December 23, 2024

The Ghana National Chamber of Commerce and Industry (GNCCI) has revealed that the country is losing out on huge revenue generation margins as some shipping vessels are now diverting their traffic to the neighbouring port of Togo.

The chamber asserts this is a result of the exorbitant charges importers had to contend with doing business at the ports of the country.

Importers shoulder some 22 different taxes and levies including, Covid-19, GetFund and National Insurance Health levies amongst others.

The situation, according to the chamber is being exacerbated by the continuous depreciation of the Ghana cedi since some of these charges are paid in the U.S. dollar or its cedi equivalent coupled with high interest rates from financial institutions.

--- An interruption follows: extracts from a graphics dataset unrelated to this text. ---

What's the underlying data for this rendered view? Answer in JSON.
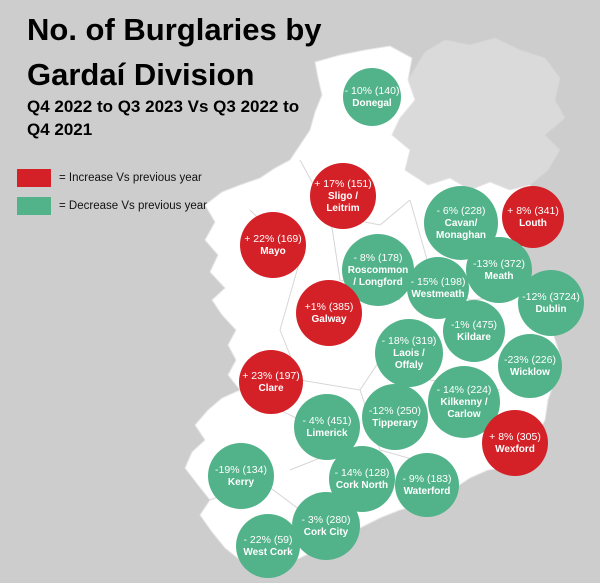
{
  "title": {
    "line1": "No. of Burglaries by",
    "line2": "Gardaí Division",
    "subtitle_line1": "Q4 2022 to Q3 2023 Vs Q3 2022 to",
    "subtitle_line2": "Q4 2021"
  },
  "legend": {
    "increase": {
      "label": "= Increase Vs previous year",
      "color": "#d42127"
    },
    "decrease": {
      "label": "= Decrease Vs previous year",
      "color": "#52b38a"
    }
  },
  "colors": {
    "background": "#cdcdcd",
    "land": "#ffffff",
    "increase": "#d42127",
    "decrease": "#52b38a"
  },
  "divisions": [
    {
      "id": "donegal",
      "change": "- 10% (140)",
      "name": "Donegal",
      "trend": "decrease"
    },
    {
      "id": "sligo-leitrim",
      "change": "+ 17% (151)",
      "name": "Sligo / Leitrim",
      "trend": "increase"
    },
    {
      "id": "mayo",
      "change": "+ 22% (169)",
      "name": "Mayo",
      "trend": "increase"
    },
    {
      "id": "roscommon-longford",
      "change": "- 8% (178)",
      "name": "Roscommon / Longford",
      "trend": "decrease"
    },
    {
      "id": "cavan-monaghan",
      "change": "- 6% (228)",
      "name": "Cavan/ Monaghan",
      "trend": "decrease"
    },
    {
      "id": "louth",
      "change": "+ 8% (341)",
      "name": "Louth",
      "trend": "increase"
    },
    {
      "id": "westmeath",
      "change": "- 15% (198)",
      "name": "Westmeath",
      "trend": "decrease"
    },
    {
      "id": "meath",
      "change": "-13% (372)",
      "name": "Meath",
      "trend": "decrease"
    },
    {
      "id": "dublin",
      "change": "-12% (3724)",
      "name": "Dublin",
      "trend": "decrease"
    },
    {
      "id": "galway",
      "change": "+1% (385)",
      "name": "Galway",
      "trend": "increase"
    },
    {
      "id": "laois-offaly",
      "change": "- 18% (319)",
      "name": "Laois / Offaly",
      "trend": "decrease"
    },
    {
      "id": "kildare",
      "change": "-1% (475)",
      "name": "Kildare",
      "trend": "decrease"
    },
    {
      "id": "wicklow",
      "change": "-23% (226)",
      "name": "Wicklow",
      "trend": "decrease"
    },
    {
      "id": "clare",
      "change": "+ 23% (197)",
      "name": "Clare",
      "trend": "increase"
    },
    {
      "id": "kilkenny-carlow",
      "change": "- 14% (224)",
      "name": "Kilkenny / Carlow",
      "trend": "decrease"
    },
    {
      "id": "tipperary",
      "change": "-12% (250)",
      "name": "Tipperary",
      "trend": "decrease"
    },
    {
      "id": "limerick",
      "change": "- 4% (451)",
      "name": "Limerick",
      "trend": "decrease"
    },
    {
      "id": "wexford",
      "change": "+ 8% (305)",
      "name": "Wexford",
      "trend": "increase"
    },
    {
      "id": "kerry",
      "change": "-19% (134)",
      "name": "Kerry",
      "trend": "decrease"
    },
    {
      "id": "cork-north",
      "change": "- 14% (128)",
      "name": "Cork North",
      "trend": "decrease"
    },
    {
      "id": "waterford",
      "change": "- 9% (183)",
      "name": "Waterford",
      "trend": "decrease"
    },
    {
      "id": "cork-city",
      "change": "- 3% (280)",
      "name": "Cork City",
      "trend": "decrease"
    },
    {
      "id": "west-cork",
      "change": "- 22% (59)",
      "name": "West Cork",
      "trend": "decrease"
    }
  ]
}
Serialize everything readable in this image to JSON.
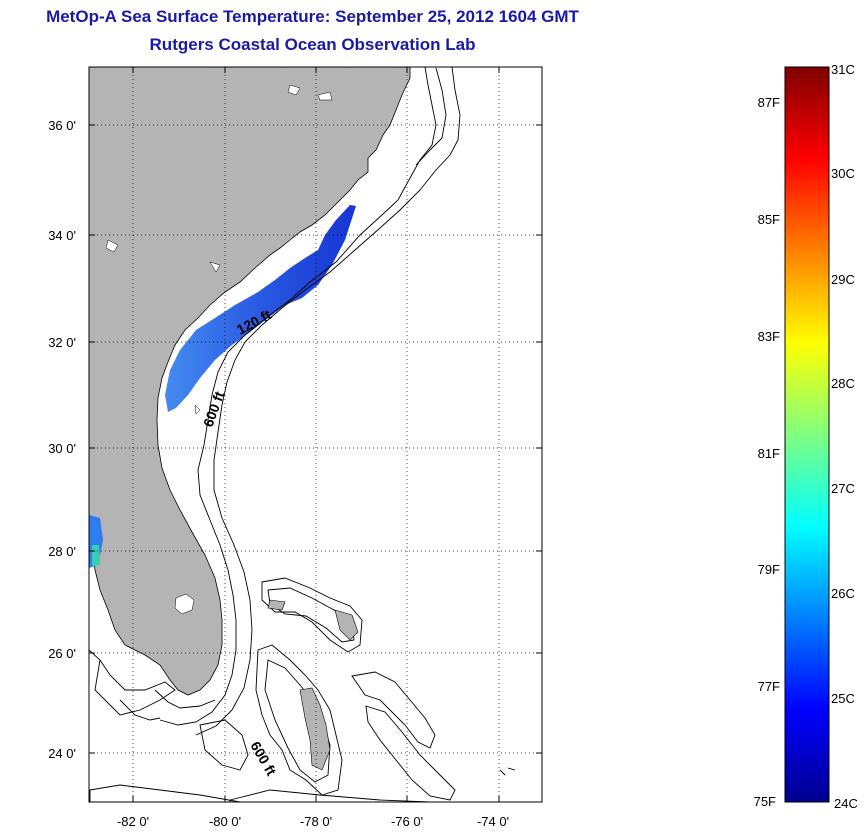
{
  "title": {
    "line1": "MetOp-A Sea Surface Temperature:  September 25, 2012 1604 GMT",
    "line2": "Rutgers Coastal Ocean Observation Lab"
  },
  "map": {
    "lon_ticks": [
      "-82 0'",
      "-80 0'",
      "-78 0'",
      "-76 0'",
      "-74 0'"
    ],
    "lat_ticks": [
      "36 0'",
      "34 0'",
      "32 0'",
      "30 0'",
      "28 0'",
      "26 0'",
      "24 0'"
    ],
    "contour_labels": [
      "120 ft",
      "600 ft",
      "600 ft"
    ],
    "land_color": "#b4b4b4",
    "ocean_color": "#ffffff",
    "sst_swath_color": "#2a5ee8"
  },
  "colorbar": {
    "celsius_labels": [
      "31C",
      "30C",
      "29C",
      "28C",
      "27C",
      "26C",
      "25C",
      "24C"
    ],
    "fahrenheit_labels": [
      "87F",
      "85F",
      "83F",
      "81F",
      "79F",
      "77F",
      "75F"
    ],
    "colormap": "jet"
  }
}
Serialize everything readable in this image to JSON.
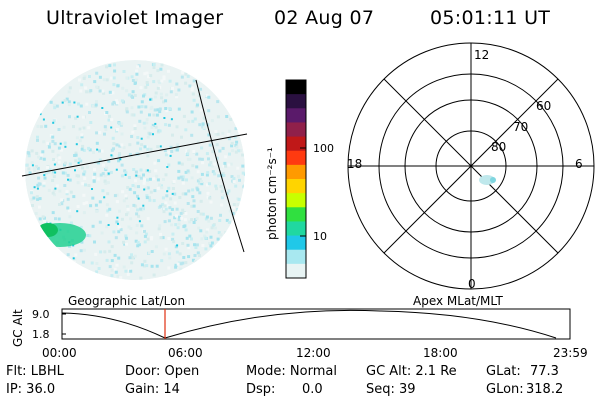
{
  "header": {
    "instrument": "Ultraviolet Imager",
    "date": "02 Aug 07",
    "time": "05:01:11 UT"
  },
  "colorbar": {
    "unit_label": "photon cm⁻²s⁻¹",
    "ticks": [
      "100",
      "10"
    ],
    "colors": [
      "#000000",
      "#2a1040",
      "#5a1a6a",
      "#90204a",
      "#c01818",
      "#ff3a10",
      "#ff9a00",
      "#ffd400",
      "#c8ff00",
      "#30e040",
      "#20d8a0",
      "#20c8e8",
      "#a8e8f0",
      "#e8f4f4"
    ]
  },
  "polar_plot": {
    "mlt_labels": {
      "top": "12",
      "left": "18",
      "right": "6",
      "bottom": "0"
    },
    "lat_labels": [
      "60",
      "70",
      "80"
    ]
  },
  "altitude_panel": {
    "left_title": "Geographic Lat/Lon",
    "right_title": "Apex MLat/MLT",
    "axis_label": "GC Alt",
    "y_ticks": [
      "9.0",
      "1.8"
    ],
    "x_ticks": [
      "00:00",
      "06:00",
      "12:00",
      "18:00",
      "23:59"
    ]
  },
  "info": {
    "flt": "Flt: LBHL",
    "ip": "IP: 36.0",
    "door": "Door: Open",
    "gain": "Gain: 14",
    "mode": "Mode: Normal",
    "dsp_label": "Dsp:",
    "dsp_value": "0.0",
    "gc_alt": "GC Alt: 2.1 Re",
    "seq": "Seq: 39",
    "glat_label": "GLat:",
    "glat_value": "77.3",
    "glon_label": "GLon:",
    "glon_value": "318.2"
  }
}
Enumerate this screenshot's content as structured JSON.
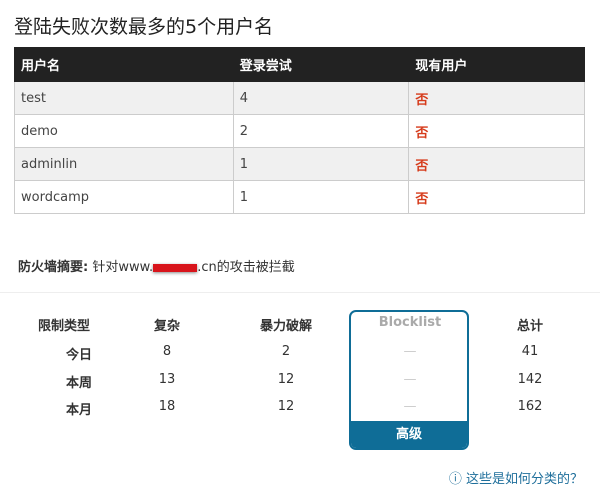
{
  "title": "登陆失败次数最多的5个用户名",
  "users_table": {
    "headers": [
      "用户名",
      "登录尝试",
      "现有用户"
    ],
    "rows": [
      [
        "test",
        "4",
        "否"
      ],
      [
        "demo",
        "2",
        "否"
      ],
      [
        "adminlin",
        "1",
        "否"
      ],
      [
        "wordcamp",
        "1",
        "否"
      ]
    ]
  },
  "firewall": {
    "label": "防火墙摘要:",
    "prefix": "针对www.",
    "suffix": ".cn的攻击被拦截"
  },
  "stats": {
    "headers": [
      "限制类型",
      "复杂",
      "暴力破解",
      "Blocklist",
      "总计"
    ],
    "rows": [
      [
        "今日",
        "8",
        "2",
        "—",
        "41"
      ],
      [
        "本周",
        "13",
        "12",
        "—",
        "142"
      ],
      [
        "本月",
        "18",
        "12",
        "—",
        "162"
      ]
    ],
    "blocklist_button": "高级"
  },
  "help_link": "这些是如何分类的？",
  "colors": {
    "accent": "#0f6d97",
    "no": "#d63b1b",
    "header_bg": "#222222"
  }
}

In a meeting, Vice President Dr. Mahamudu Bawumia, the GNCCI appealed for a reduction in the various charges to ease the burden being endured by the business community.

“We want you to revise the port charges and levies to reduce the cost of doing business, example is the GetFund levy, National Health Insurance levy, Covid-19, and special import levies.

“I was tasked to go to Burkina Faso to understudy the cost of doing business there and other ports of the subregion as Ghana port is going down, surprisingly the port of Togo is leading with vessels moving from Ghana there,” Dr. Osei Amoako revealed.

Furthermore, the chamber also impressed on the Vice President to help reduce electricity tariffs in the industrial sector to help reduce operational costs for industries.

The Vice President on the other hand promised to match the charges at the Ghanaian ports with those of Togo when he becomes the President come 2025.